Turkey Tail Fungus Turns Construction Waste Into Low-Carbon Insulation

• Researchers at the University of Bath have shown that Trametes versicolor, commonly known as turkey tail, can grow through waste oriented strand board (OSB) and convert it into a thermally insulating composite material.

• The fungus breaks down the engineered wood and sends out a network of root-like threads called mycelium, which binds the chipped material into a sturdy, fire-resistant composite without synthetic adhesives.

• Carbon emissions from producing the new material were more than ten times lower than those from conventional insulation products, including expanded polystyrene and mineral wool, pointing to a potentially significant role for mycelium composites in reducing construction's carbon footprint.

The construction industry generates enormous volumes of waste, and much of it is surprisingly difficult to recycle. Wood waste alone accounts for almost a third of all construction and demolition waste, and nearly 10% of total landfill waste, according to the University of Bath research team. A large proportion of that wood has been engineered for durability, bonded with synthetic resins that prevent decomposition and release toxic chemicals and greenhouse gases when they eventually break down.

Construction Waste and the Recycling Problem

Oriented Strand Board (OSB), a widely used engineered wood product made from compressed wood flakes bonded with synthetic resins, is a particularly troublesome example. Found in interior walls, flooring, and roof decking across the construction industry, waste OSB is routinely burned or buried. Neither outcome is desirable: combustion releases the chemical additives locked into the board, while landfill burial poses slow but persistent environmental risks.

It is precisely this difficult category of waste that researchers at the University of Bath set out to address.

What the Researchers Found

The study, led by Joni Wildman in the Department of Architecture and Civil Engineering, tested whether Trametes versicolor, a wood-rotting fungus found throughout UK woodlands and commonly known as turkey tail, could colonise waste OSB despite its synthetic additives. The researchers chipped and soaked the waste board before introducing the fungus, then monitored its growth and the properties of the resulting material.

The fungus grew successfully on the OSB, which was not guaranteed given the presence of industrial resins. As the mycelium spread through the chipped material, it broke down the organic components and bound the substrate into a solid, consistent composite. The resulting biomaterial demonstrated thermal performance on a par with conventional insulation products. Crucially, its production generated carbon emissions more than ten times lower than those associated with expanded polystyrene, extruded polystyrene, and mineral wool.

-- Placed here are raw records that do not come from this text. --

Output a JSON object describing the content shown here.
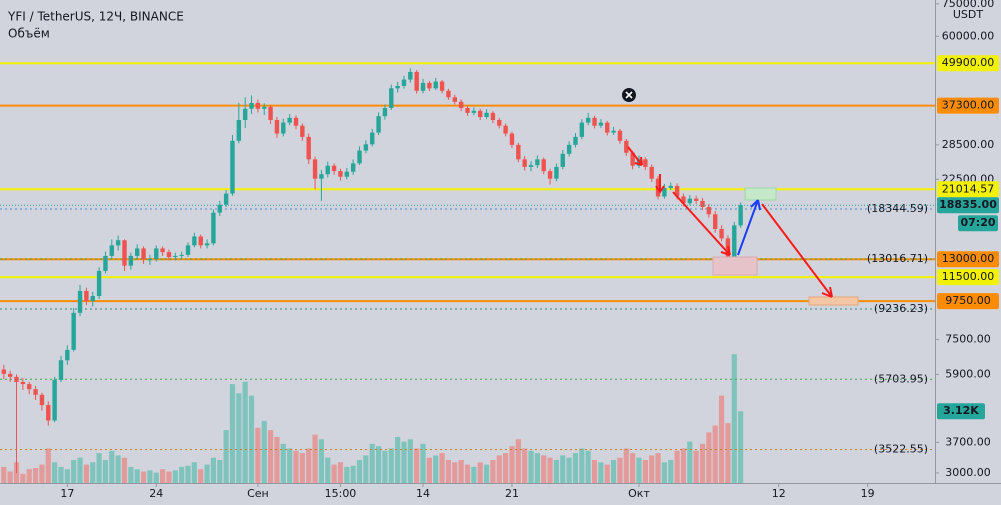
{
  "chart_data": {
    "type": "candlestick",
    "title": "YFI / TetherUS, 12Ч, BINANCE",
    "unit": "USDT",
    "log": true,
    "ylim": [
      2800,
      77000
    ],
    "yticks": [
      {
        "value": 75000,
        "label": "75000.00"
      },
      {
        "value": 60000,
        "label": "60000.00"
      },
      {
        "value": 28500,
        "label": "28500.00"
      },
      {
        "value": 22500,
        "label": "22500.00"
      },
      {
        "value": 7500,
        "label": "7500.00"
      },
      {
        "value": 5900,
        "label": "5900.00"
      },
      {
        "value": 3700,
        "label": "3700.00"
      },
      {
        "value": 3000,
        "label": "3000.00"
      }
    ],
    "xlim": [
      -0.6,
      146.6
    ],
    "xticks": [
      {
        "value": 10,
        "label": "17"
      },
      {
        "value": 24,
        "label": "24"
      },
      {
        "value": 40,
        "label": "Сен"
      },
      {
        "value": 53,
        "label": "15:00"
      },
      {
        "value": 66,
        "label": "14"
      },
      {
        "value": 80,
        "label": "21"
      },
      {
        "value": 100,
        "label": "Окт"
      },
      {
        "value": 122,
        "label": "12"
      },
      {
        "value": 136,
        "label": "19"
      }
    ],
    "up_color": "#26a69a",
    "down_color": "#ef5350",
    "candles": [
      [
        6100,
        6300,
        5700,
        5920
      ],
      [
        5920,
        6050,
        5600,
        5800
      ],
      [
        5800,
        5900,
        3000,
        5600
      ],
      [
        5600,
        5750,
        5300,
        5520
      ],
      [
        5520,
        5600,
        5150,
        5330
      ],
      [
        5330,
        5450,
        4950,
        5130
      ],
      [
        5130,
        5200,
        4600,
        4780
      ],
      [
        4780,
        4900,
        4150,
        4300
      ],
      [
        4300,
        5800,
        4250,
        5680
      ],
      [
        5680,
        6700,
        5600,
        6500
      ],
      [
        6500,
        7200,
        6300,
        6980
      ],
      [
        6980,
        9300,
        6900,
        9000
      ],
      [
        9000,
        10900,
        8800,
        10460
      ],
      [
        10460,
        10700,
        9500,
        9760
      ],
      [
        9760,
        10400,
        9400,
        10100
      ],
      [
        10100,
        12300,
        9900,
        12000
      ],
      [
        12000,
        13700,
        11800,
        13300
      ],
      [
        13300,
        14900,
        13000,
        14300
      ],
      [
        14300,
        15300,
        13800,
        14810
      ],
      [
        14810,
        14900,
        12000,
        12440
      ],
      [
        12440,
        13600,
        12100,
        13300
      ],
      [
        13300,
        14400,
        13000,
        14000
      ],
      [
        14000,
        14200,
        12600,
        13000
      ],
      [
        13000,
        13400,
        12500,
        13000
      ],
      [
        13000,
        14300,
        12800,
        14000
      ],
      [
        14000,
        14200,
        13300,
        13650
      ],
      [
        13650,
        13900,
        12900,
        13200
      ],
      [
        13200,
        13600,
        12900,
        13300
      ],
      [
        13300,
        13700,
        13000,
        13400
      ],
      [
        13400,
        14600,
        13200,
        14300
      ],
      [
        14300,
        15600,
        14100,
        15200
      ],
      [
        15200,
        15400,
        14000,
        14300
      ],
      [
        14300,
        14900,
        14000,
        14500
      ],
      [
        14500,
        18300,
        14300,
        17900
      ],
      [
        17900,
        19400,
        17500,
        18900
      ],
      [
        18900,
        20900,
        18600,
        20400
      ],
      [
        20400,
        30500,
        20100,
        29300
      ],
      [
        29300,
        38000,
        28800,
        33800
      ],
      [
        33800,
        39500,
        32000,
        36500
      ],
      [
        36500,
        40000,
        35200,
        38000
      ],
      [
        38000,
        38900,
        35600,
        36500
      ],
      [
        36500,
        37900,
        35000,
        37000
      ],
      [
        37000,
        37400,
        32900,
        33800
      ],
      [
        33800,
        34500,
        29900,
        30800
      ],
      [
        30800,
        34100,
        30200,
        33200
      ],
      [
        33200,
        35200,
        32600,
        34300
      ],
      [
        34300,
        34900,
        31700,
        32500
      ],
      [
        32500,
        33000,
        29300,
        30100
      ],
      [
        30100,
        30800,
        25000,
        25800
      ],
      [
        25800,
        26300,
        21000,
        22600
      ],
      [
        22600,
        24000,
        19400,
        23300
      ],
      [
        23300,
        25400,
        22800,
        24700
      ],
      [
        24700,
        25100,
        23200,
        23800
      ],
      [
        23800,
        24200,
        22300,
        22900
      ],
      [
        22900,
        24300,
        22500,
        23700
      ],
      [
        23700,
        25800,
        23200,
        25100
      ],
      [
        25100,
        28200,
        24800,
        27400
      ],
      [
        27400,
        29400,
        26900,
        28600
      ],
      [
        28600,
        31800,
        28200,
        31000
      ],
      [
        31000,
        35600,
        30500,
        34700
      ],
      [
        34700,
        37600,
        33900,
        36700
      ],
      [
        36700,
        43100,
        36200,
        42000
      ],
      [
        42000,
        43900,
        40800,
        42700
      ],
      [
        42700,
        45800,
        41900,
        44600
      ],
      [
        44600,
        48200,
        43700,
        47000
      ],
      [
        47000,
        47600,
        40500,
        41300
      ],
      [
        41300,
        44800,
        40600,
        43600
      ],
      [
        43600,
        44200,
        41200,
        42000
      ],
      [
        42000,
        45100,
        41500,
        44000
      ],
      [
        44000,
        44500,
        40600,
        41300
      ],
      [
        41300,
        41900,
        38800,
        39500
      ],
      [
        39500,
        40200,
        37600,
        38300
      ],
      [
        38300,
        38900,
        35900,
        36700
      ],
      [
        36700,
        37300,
        34800,
        35500
      ],
      [
        35500,
        36900,
        34900,
        36000
      ],
      [
        36000,
        36500,
        33800,
        34500
      ],
      [
        34500,
        36400,
        34000,
        35500
      ],
      [
        35500,
        35900,
        33100,
        33800
      ],
      [
        33800,
        34300,
        31900,
        32500
      ],
      [
        32500,
        33000,
        30200,
        30800
      ],
      [
        30800,
        31200,
        27900,
        28500
      ],
      [
        28500,
        28900,
        25300,
        25800
      ],
      [
        25800,
        26400,
        23900,
        24500
      ],
      [
        24500,
        25500,
        23800,
        24800
      ],
      [
        24800,
        26500,
        24300,
        25800
      ],
      [
        25800,
        26100,
        23300,
        23800
      ],
      [
        23800,
        24200,
        21700,
        22600
      ],
      [
        22600,
        25100,
        22200,
        24500
      ],
      [
        24500,
        27500,
        24100,
        26800
      ],
      [
        26800,
        29200,
        26300,
        28500
      ],
      [
        28500,
        30900,
        28000,
        30100
      ],
      [
        30100,
        34000,
        29600,
        33200
      ],
      [
        33200,
        35500,
        32600,
        34300
      ],
      [
        34300,
        34800,
        31900,
        32500
      ],
      [
        32500,
        34000,
        32000,
        33200
      ],
      [
        33200,
        33600,
        30400,
        31000
      ],
      [
        31000,
        32200,
        30500,
        31400
      ],
      [
        31400,
        31800,
        28700,
        29300
      ],
      [
        29300,
        29700,
        26400,
        27000
      ],
      [
        27000,
        27400,
        24100,
        24700
      ],
      [
        24700,
        26500,
        24300,
        25800
      ],
      [
        25800,
        26200,
        24000,
        24500
      ],
      [
        24500,
        24900,
        22100,
        22600
      ],
      [
        22600,
        23000,
        19600,
        20000
      ],
      [
        20000,
        21800,
        19700,
        21200
      ],
      [
        21200,
        22000,
        20900,
        21500
      ],
      [
        21500,
        21900,
        19600,
        20000
      ],
      [
        20000,
        20400,
        18700,
        19100
      ],
      [
        19100,
        20200,
        18800,
        19700
      ],
      [
        19700,
        20100,
        19000,
        19400
      ],
      [
        19400,
        19800,
        18200,
        18600
      ],
      [
        18600,
        19000,
        17300,
        17700
      ],
      [
        17700,
        18100,
        15600,
        16000
      ],
      [
        16000,
        16400,
        14700,
        15000
      ],
      [
        15000,
        15300,
        12800,
        13200
      ],
      [
        13200,
        16800,
        12400,
        16400
      ],
      [
        16400,
        19200,
        16100,
        18835
      ]
    ],
    "volume": {
      "name": "Объём",
      "ylim": [
        0,
        10000
      ],
      "up_color": "#7fc4bc",
      "down_color": "#e39a9a",
      "last_label": "3.12K",
      "values": [
        700,
        500,
        900,
        400,
        600,
        650,
        800,
        1500,
        900,
        700,
        600,
        1000,
        1100,
        800,
        900,
        1300,
        1000,
        1400,
        1200,
        1100,
        700,
        600,
        500,
        550,
        450,
        600,
        500,
        550,
        700,
        750,
        900,
        600,
        800,
        1100,
        1000,
        2300,
        4300,
        3900,
        4400,
        3800,
        2400,
        2700,
        2300,
        2000,
        1700,
        1500,
        1400,
        1300,
        1500,
        2100,
        1900,
        1100,
        800,
        900,
        700,
        750,
        1000,
        1200,
        1700,
        1600,
        1400,
        1500,
        2000,
        1800,
        1900,
        1500,
        1700,
        1100,
        1200,
        1300,
        1000,
        900,
        1000,
        800,
        700,
        900,
        800,
        1000,
        1200,
        1300,
        1600,
        1900,
        1500,
        1400,
        1300,
        1200,
        1100,
        1000,
        1200,
        1100,
        1300,
        1500,
        1400,
        1000,
        900,
        800,
        1000,
        1100,
        1500,
        1300,
        1100,
        1000,
        1200,
        1300,
        900,
        1000,
        1400,
        1500,
        1800,
        1400,
        1700,
        2200,
        2500,
        3800,
        2600,
        5600,
        3120
      ]
    },
    "levels": [
      {
        "value": 49900,
        "label": "49900.00",
        "color": "#f2f200",
        "style": "solid"
      },
      {
        "value": 37300,
        "label": "37300.00",
        "color": "#ff8c00",
        "style": "solid"
      },
      {
        "value": 21014.57,
        "label": "21014.57",
        "color": "#f2f200",
        "style": "solid"
      },
      {
        "value": 13000,
        "label": "13000.00",
        "color": "#ff8c00",
        "style": "solid"
      },
      {
        "value": 11500,
        "label": "11500.00",
        "color": "#f2f200",
        "style": "solid"
      },
      {
        "value": 9750,
        "label": "9750.00",
        "color": "#ff8c00",
        "style": "solid"
      },
      {
        "value": 18344.59,
        "label": "(18344.59)",
        "color": "#4a90d9",
        "style": "dotted"
      },
      {
        "value": 13016.71,
        "label": "(13016.71)",
        "color": "#3fa34d",
        "style": "dotted"
      },
      {
        "value": 9236.23,
        "label": "(9236.23)",
        "color": "#2e8b7a",
        "style": "dotted"
      },
      {
        "value": 5703.95,
        "label": "(5703.95)",
        "color": "#3fa34d",
        "style": "dotted"
      },
      {
        "value": 3522.55,
        "label": "(3522.55)",
        "color": "#c0841a",
        "style": "dotted"
      }
    ],
    "price_line": {
      "value": 18835,
      "label": "18835.00",
      "countdown": "07:20",
      "color": "#26a69a"
    }
  }
}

Wildman described the dual function as a meaningful advance: this is the first time a fungus has been shown simultaneously creating a usable insulation material and transforming a potentially harmful waste stream into something of value. Project supervisor Dr Andrew Shea, also of the Department of Architecture and Civil Engineering, characterised the findings as a step towards using biology to rethink how materials are made and used in construction.

The work builds on a growing body of research into mycelium-based insulation, and sits within broader efforts to find sustainable uses for difficult waste streams in the built environment, including fungi-based bioconcrete and self-healing architectural materials.

Limitations and the Road Ahead

The results are promising, but the research team is candid about what remains to be resolved. Energy use during manufacturing, particularly the drying stage, was identified as the largest remaining source of carbon emissions in the process. Reducing that energy demand will be essential before the approach can be considered genuinely low-impact at scale.

Long-term durability is also unproven. The team intends to monitor how the material performs over time and across different moisture conditions, both of which matter considerably in building applications. Behaviour in humid environments, for instance, could affect both thermal performance and structural integrity.

Scaling the process from laboratory to industrial production presents its own challenges, and the researchers acknowledge that further work is needed to understand whether the approach is commercially viable. They also plan to investigate whether similarly challenging waste streams, including plastics and toxic materials, could be processed through fungal conversion in analogous ways.

If those questions can be answered, the potential applications extend beyond insulation. The team has suggested that the same principle could apply to packaging, soundproofing, and textiles, replacing high-carbon synthetic materials with biodegradable, circular alternatives.

For now, the University of Bath study demonstrates that a fungus found in British woodland can do something no recycling plant currently can: turn resin-bound construction waste into a useful, low-carbon material.